What is the difference between feldspathic veneers and Emax veneers?
Feldspathic porcelain veneers are pressed or layered ceramic with high translucency — they produce very natural aesthetics but are relatively brittle. Emax (lithium disilicate ceramic, IPS e.max Press) is stronger — roughly 3-4 times the flexural strength of feldspathic — which translates to lower fracture rates and is the reason most modern veneer practices have moved to Emax for patients with moderate occlusal loads. Picasso uses Emax Press for the majority of NZ patient cases. Feldspathic is reserved for cases where extreme translucency is the aesthetic priority and the occlusal risk is low.

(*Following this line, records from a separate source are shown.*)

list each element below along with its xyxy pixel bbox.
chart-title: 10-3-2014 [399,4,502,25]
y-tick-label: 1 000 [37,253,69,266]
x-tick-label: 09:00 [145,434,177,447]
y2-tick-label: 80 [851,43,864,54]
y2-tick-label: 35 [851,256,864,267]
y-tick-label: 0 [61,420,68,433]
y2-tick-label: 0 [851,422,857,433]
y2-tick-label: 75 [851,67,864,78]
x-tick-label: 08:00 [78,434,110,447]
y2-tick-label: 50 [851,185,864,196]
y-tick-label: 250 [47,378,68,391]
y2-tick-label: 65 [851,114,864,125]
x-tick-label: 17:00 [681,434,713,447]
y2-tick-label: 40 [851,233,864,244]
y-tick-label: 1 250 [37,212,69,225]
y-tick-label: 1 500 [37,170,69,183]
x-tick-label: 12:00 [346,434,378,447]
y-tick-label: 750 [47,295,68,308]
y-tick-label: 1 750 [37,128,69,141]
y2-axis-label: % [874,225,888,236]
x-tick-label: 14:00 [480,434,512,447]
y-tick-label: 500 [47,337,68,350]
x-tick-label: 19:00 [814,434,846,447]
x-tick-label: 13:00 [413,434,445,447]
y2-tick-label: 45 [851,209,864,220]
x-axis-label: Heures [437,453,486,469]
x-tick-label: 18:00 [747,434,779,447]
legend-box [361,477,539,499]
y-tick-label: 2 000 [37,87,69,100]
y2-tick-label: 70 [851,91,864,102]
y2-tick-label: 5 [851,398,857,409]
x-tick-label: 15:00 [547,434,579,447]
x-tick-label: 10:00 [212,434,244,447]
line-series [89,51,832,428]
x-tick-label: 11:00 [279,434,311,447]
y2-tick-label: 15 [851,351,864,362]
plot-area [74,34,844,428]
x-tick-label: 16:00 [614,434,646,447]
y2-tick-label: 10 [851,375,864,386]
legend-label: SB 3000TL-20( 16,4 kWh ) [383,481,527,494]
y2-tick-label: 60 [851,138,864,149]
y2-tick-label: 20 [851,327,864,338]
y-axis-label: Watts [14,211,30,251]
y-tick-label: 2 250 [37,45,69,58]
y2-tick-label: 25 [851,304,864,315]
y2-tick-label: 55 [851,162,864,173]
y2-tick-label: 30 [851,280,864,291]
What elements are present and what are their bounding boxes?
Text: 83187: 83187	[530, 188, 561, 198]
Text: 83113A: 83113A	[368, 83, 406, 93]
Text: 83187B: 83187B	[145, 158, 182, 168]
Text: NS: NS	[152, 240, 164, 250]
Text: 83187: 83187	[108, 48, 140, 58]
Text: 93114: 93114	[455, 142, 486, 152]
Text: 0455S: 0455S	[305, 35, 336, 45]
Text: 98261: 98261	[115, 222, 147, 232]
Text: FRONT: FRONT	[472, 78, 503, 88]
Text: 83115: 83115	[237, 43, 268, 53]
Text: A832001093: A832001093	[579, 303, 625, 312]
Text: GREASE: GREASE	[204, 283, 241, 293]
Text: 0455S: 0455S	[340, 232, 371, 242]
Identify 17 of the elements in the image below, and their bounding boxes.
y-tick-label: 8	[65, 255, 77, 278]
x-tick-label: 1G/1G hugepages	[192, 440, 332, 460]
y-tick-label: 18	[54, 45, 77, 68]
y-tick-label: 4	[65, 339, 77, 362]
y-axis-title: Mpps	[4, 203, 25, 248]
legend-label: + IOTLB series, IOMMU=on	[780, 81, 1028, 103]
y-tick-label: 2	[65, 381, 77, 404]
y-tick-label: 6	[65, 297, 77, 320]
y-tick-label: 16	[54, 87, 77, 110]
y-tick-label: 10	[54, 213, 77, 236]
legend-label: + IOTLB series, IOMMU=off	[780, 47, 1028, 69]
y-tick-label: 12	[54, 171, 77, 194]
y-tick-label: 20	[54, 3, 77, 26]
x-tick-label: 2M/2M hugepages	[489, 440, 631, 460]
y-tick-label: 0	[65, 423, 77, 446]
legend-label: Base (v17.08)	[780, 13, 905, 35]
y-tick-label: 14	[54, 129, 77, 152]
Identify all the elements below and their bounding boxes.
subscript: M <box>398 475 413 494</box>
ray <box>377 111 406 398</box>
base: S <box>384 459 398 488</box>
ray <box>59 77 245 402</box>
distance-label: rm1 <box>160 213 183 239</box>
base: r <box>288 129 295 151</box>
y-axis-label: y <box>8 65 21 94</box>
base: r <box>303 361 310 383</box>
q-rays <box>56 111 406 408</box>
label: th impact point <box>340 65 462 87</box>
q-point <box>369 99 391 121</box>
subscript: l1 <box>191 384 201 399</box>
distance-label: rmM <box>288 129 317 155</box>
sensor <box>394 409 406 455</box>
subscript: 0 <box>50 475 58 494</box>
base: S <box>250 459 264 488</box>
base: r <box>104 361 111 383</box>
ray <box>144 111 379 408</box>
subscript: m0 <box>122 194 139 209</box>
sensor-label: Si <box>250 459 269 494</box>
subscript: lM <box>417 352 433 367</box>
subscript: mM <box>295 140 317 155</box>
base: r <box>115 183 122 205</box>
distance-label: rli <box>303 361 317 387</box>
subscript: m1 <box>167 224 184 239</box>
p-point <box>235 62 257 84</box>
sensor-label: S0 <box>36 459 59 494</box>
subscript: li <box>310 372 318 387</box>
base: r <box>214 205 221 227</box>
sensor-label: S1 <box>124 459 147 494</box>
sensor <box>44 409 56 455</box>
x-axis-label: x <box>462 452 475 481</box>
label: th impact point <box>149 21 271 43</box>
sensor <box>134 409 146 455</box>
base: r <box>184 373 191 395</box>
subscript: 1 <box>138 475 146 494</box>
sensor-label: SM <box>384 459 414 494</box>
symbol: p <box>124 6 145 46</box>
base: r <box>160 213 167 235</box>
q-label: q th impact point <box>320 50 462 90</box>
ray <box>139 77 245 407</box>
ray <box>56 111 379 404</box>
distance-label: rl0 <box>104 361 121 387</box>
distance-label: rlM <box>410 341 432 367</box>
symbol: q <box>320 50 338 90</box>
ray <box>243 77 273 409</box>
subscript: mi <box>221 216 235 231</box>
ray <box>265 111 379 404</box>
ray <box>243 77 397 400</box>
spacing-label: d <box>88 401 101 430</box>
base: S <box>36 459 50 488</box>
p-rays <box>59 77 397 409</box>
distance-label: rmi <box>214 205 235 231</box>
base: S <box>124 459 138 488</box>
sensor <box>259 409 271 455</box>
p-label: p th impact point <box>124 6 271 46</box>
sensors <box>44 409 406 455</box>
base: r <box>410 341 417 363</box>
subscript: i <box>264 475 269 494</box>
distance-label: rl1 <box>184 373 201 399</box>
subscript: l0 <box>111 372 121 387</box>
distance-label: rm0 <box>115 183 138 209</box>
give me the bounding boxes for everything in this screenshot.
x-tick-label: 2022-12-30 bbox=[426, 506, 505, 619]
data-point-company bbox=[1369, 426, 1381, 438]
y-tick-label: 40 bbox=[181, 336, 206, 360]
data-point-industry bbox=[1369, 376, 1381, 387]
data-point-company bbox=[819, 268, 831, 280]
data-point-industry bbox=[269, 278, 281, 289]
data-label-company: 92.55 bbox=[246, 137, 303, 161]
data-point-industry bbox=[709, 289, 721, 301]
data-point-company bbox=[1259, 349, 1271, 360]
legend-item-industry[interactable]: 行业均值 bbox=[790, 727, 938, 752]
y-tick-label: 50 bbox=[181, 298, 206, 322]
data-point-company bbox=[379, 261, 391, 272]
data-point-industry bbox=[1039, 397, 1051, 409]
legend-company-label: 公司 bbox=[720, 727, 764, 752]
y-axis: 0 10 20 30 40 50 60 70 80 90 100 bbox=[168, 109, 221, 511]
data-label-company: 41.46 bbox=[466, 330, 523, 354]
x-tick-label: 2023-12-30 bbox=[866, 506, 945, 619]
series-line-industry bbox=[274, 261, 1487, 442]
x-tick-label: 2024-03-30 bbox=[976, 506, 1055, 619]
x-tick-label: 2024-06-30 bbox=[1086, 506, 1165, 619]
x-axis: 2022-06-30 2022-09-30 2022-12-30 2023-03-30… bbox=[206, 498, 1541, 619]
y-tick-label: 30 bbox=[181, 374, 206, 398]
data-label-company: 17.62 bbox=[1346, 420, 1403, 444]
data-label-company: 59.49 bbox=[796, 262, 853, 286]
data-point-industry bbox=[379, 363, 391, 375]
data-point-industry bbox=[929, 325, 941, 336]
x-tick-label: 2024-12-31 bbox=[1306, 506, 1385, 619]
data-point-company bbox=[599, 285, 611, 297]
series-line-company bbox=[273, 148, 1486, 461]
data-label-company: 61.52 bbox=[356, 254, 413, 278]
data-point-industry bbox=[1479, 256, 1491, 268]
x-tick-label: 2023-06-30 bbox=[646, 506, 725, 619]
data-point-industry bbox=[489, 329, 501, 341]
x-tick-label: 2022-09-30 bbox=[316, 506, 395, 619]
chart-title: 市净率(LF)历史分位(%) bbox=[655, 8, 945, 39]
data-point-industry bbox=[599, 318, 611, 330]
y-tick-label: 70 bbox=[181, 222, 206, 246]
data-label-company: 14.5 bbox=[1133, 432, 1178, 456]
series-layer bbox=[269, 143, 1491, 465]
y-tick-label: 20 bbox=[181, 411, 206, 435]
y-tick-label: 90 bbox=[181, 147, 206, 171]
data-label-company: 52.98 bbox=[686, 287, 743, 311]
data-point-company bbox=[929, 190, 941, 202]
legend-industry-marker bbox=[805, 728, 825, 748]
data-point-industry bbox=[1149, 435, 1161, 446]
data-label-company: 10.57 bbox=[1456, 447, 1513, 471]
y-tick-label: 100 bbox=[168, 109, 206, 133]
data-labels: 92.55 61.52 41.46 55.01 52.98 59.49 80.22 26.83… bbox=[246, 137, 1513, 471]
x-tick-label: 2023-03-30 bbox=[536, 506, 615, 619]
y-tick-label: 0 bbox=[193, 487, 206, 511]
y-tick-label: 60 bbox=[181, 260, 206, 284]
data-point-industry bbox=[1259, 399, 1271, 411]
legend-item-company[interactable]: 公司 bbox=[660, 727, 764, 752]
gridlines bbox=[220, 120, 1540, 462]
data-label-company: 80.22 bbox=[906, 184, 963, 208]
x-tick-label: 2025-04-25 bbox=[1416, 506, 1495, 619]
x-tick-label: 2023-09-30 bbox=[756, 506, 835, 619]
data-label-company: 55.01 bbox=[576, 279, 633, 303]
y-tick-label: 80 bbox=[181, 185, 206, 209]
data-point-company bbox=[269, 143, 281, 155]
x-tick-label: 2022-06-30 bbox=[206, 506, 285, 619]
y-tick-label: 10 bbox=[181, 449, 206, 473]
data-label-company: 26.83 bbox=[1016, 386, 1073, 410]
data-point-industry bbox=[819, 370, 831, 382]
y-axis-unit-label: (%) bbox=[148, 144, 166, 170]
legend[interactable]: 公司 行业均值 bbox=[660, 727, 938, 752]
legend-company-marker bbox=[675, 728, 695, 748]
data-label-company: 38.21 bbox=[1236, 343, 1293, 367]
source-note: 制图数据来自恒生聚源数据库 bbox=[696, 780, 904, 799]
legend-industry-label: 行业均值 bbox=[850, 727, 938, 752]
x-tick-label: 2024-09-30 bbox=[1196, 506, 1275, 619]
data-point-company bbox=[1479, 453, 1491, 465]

Can you repair a chipped veneer without replacing it?
Minor chips can often be managed with composite resin repair or polishing, depending on the location and size of the chip. Composite repair is faster and less expensive but does not replicate the translucency or long-term stain resistance of ceramic. For chips at the incisal edge involving more than 20-30% of the surface area, full replacement is usually the better long-term decision. See /aftercare/chipped-or-loose-veneer/ for the Picasso protocol on chip management.
Do veneers require a night guard?
For patients with confirmed bruxism or parafunction, a night guard is strongly recommended and materially affects survival. The Granell-Ruiz 2014 study found veneer survival was significantly lower in unprotected bruxists compared to either non-bruxists or bruxists using a night guard. Picasso screens for bruxism at the pre-treatment assessment and recommends a night guard for relevant patients. See /aftercare/nightguard-and-bruxism/ for guidance.
How do Vietnam Emax veneers compare to New Zealand lab veneers on longevity?
The longevity of a veneer is determined by the ceramic material, the preparation technique, the bonding protocol, and the patient's occlusion and habits — not the geography of manufacture. IPS e.max Press is a globally standardised material produced by Ivoclar under consistent factory conditions. A veneer made by a Hanoi ceramist using e.max Press from the same Ivoclar batch as a Wellington ceramist should have identical material properties. The clinical variables — preparation depth, moisture control during bonding, occlusal adjustment — are clinician-specific, not country-specific.